Nachdruck mit freundlicher Genehmigung durch Hr. Dr. Teupe und dem INSULINER-Verlag (INSULINER Nr. 78 Bl. 64 ff).

Da dieses Thema auch Gegenstand der Schulungen in Althausen ist, habe ich den Bericht in diese Reihe übernommen.


Der vorhergehende Leserbrief "Diabetes und Wechseljahre" (INSULINER Nr. 78 Bl. 63) macht mich doch etwas betroffen. Während seit Jahrzehnten die Zusammenhänge zwischen Menstruation und Blutzuckerstoffwechsel einer Typ 1-Diabetikerin bekannt und seitdem auch in guten Schulungsunterlagen nachlesbar sind und viele Diabetikerinnen diese typischen Auswirkungen auch von sich aus berichten, gibt es offensichtlich auch solche, die davon noch nichts gehört haben. Dass Diabetikerinnen den Einfluss der Menstruation auf den Blutzucker nicht kennen, könnte verschiedene Gründe haben:

  • Der Diabetes ist noch nicht so lange in Betrieb, die Betroffenen eignen sich deshalb erst nach und nach das nötige Behandlungswissen an und entdecken nun auch dieses Thema für sich.
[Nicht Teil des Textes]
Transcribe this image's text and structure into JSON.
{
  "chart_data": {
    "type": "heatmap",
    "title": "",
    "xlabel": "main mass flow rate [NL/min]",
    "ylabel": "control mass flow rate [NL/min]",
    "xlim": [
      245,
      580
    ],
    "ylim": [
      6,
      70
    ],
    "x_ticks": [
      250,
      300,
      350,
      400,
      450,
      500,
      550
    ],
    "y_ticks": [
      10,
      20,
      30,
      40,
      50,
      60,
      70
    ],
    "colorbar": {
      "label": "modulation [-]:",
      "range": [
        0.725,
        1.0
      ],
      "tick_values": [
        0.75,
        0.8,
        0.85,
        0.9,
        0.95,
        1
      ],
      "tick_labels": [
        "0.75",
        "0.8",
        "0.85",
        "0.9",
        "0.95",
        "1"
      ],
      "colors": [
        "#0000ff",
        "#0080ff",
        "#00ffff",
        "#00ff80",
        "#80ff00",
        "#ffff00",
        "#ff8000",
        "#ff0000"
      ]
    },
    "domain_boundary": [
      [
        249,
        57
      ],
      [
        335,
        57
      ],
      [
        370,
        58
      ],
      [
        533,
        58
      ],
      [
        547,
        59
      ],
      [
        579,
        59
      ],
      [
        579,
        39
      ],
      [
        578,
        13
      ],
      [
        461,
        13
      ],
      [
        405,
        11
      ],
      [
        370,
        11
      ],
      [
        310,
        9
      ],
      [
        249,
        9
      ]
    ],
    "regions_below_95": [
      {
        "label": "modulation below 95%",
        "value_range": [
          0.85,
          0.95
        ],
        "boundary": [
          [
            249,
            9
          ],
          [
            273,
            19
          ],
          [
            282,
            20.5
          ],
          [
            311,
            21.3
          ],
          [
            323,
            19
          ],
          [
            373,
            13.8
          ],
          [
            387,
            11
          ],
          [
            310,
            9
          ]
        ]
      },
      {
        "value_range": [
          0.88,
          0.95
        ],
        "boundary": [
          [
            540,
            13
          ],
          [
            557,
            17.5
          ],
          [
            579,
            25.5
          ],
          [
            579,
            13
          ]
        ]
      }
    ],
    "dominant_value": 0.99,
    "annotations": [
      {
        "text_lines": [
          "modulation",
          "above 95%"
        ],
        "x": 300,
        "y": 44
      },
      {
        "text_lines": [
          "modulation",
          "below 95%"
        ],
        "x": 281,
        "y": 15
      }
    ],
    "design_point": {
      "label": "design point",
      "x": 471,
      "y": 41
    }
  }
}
Das kann bedeuten, dass Schwierigkeiten mit dem Menstruationszyklus erst ab einem bestimmten Ausmaß des Insulinmangels deutlicher werden - das wäre ein "natürlicher" Vorgang.
  • Oder: Die Betroffenen stehen mit ihrem Diabetes noch derartig emotional auf Kriegsfuß, dass sie weder richtig nach Information suchen, noch solche an sich heranlassen - das gibt es auch.
  • Oder: Selbst sogenannte strukturierte Schulungen sind auf Grund ihres zeitlich begrenzten Rahmens von 10, 20, oder sogar 30 Unterrichtsstunden gar nicht in der Lage, diese Kenntnisse ausreichend zu vermitteln - wir brauchen für unsere gesamte Schulung über 100 Stunden - Damit stellt sich die Frage der Finanzierbarkeit der Schulungen, wo derzeit faktisch professioneller Schulungsaufwand gekürzt und die Schmalspurschulung auch noch als qualitativ besonders hochwertig mit Begriffen wie "zertifiziert", "DMP", "strukturiert", "EBM" (evidence-based medicine), nach SGB als "ausreichend-zweckmäßig-wirtschaftlich" pervertiert wird. Dann müsste dieses Thema eben im Rahmen regelmäßiger diabetologischer Protokollanalysen besprochen werden - ist dafür genügend Zeit?
  • Oder: Die gegebenen Informationen sind falsch oder nicht konkret genug, als dass man sie als Handlungswissen erfolgreich umsetzen könnte - das spräche für die praktische Unerfahrenheit der Vermitt ler.

Gut für die Betroffenen, wenn sie sich heutzutage auch über andere Kanäle (Selbsthilfe-Gruppen, Internetforen ) solche Informationen holen können und einige Diabetologen diese - dem DMP-Zeit Ungeist zum Trotz - weiter vermitteln.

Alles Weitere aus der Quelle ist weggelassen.